Labeled as an Injury and Illness Incident Report form, this document is utilized to capture any injury or illness regarded to be recordable by OSHA. This form outlines the extent and severity of an injury or illness alongside pertinent medical details.

It is essential to document any incidents within seven days of learning about any injuries or illnesses. This form should not be sent to OSHA, however it must be kept at your worksite for a minimum of five years.

OSHA 300 Log

The OSHA 300 Log is the next form that must be completed, containing essential information such as employee details and whether or not an incident resulted in death, days away from work, a job transfer – or any other outcomes.

In the same way as Form 301, employers must also retain a 300 Log at their job site for five years.

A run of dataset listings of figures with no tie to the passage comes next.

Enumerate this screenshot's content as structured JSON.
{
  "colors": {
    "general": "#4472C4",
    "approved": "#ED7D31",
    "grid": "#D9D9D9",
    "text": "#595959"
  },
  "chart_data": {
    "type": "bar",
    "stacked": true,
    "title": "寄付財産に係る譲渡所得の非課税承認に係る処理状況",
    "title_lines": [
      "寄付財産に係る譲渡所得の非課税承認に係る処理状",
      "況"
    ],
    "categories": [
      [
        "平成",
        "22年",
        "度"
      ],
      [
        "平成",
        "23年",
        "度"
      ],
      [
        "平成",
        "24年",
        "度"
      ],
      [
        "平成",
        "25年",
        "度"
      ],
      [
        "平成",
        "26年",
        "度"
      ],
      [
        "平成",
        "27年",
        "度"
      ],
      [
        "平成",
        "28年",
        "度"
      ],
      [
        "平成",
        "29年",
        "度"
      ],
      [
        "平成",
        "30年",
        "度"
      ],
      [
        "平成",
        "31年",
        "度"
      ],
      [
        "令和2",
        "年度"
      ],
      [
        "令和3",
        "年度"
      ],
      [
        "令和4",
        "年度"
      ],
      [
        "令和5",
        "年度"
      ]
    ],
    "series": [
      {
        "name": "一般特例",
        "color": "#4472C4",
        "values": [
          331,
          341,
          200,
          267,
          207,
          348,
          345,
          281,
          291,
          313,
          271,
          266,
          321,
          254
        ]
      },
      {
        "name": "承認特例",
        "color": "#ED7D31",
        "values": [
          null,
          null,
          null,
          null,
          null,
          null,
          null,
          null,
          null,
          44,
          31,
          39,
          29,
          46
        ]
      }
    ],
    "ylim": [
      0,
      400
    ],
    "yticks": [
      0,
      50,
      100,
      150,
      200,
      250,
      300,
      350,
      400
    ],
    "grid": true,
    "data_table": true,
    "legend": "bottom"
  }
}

Although it is not sent to OSHA, they may need to present a copy of this log upon request during an inspection.


In 2019, OSHA upgraded the recordkeeping regulation for applicable organizations so that only a single form—the OSHA 300A—is now required. This document summarizes all work-related incidents over the course of one year, simplifying and streamlining administrative processes.

The OSHA 300A form needs to be stored at the worksite for five years and signed by an executive in order to remain compliant. Furthermore, this form must also be displayed from February 1st until April 30th each year. Failing to adhere to these guidelines can result in hefty fines or potentially more serious consequences.


In conclusion, OSHA requires employers to report all fatalities, in-patient hospitalizations, amputations, and losses of an eye that occur within their organization. Documentation must also be completed on the correct forms and stored at the worksite for five years.

Adhering to these regulations can ensure that you remain complaint with OSHA standards and avoid any penalties or fines.

Contact WorkSafe to find out how we can help your company today!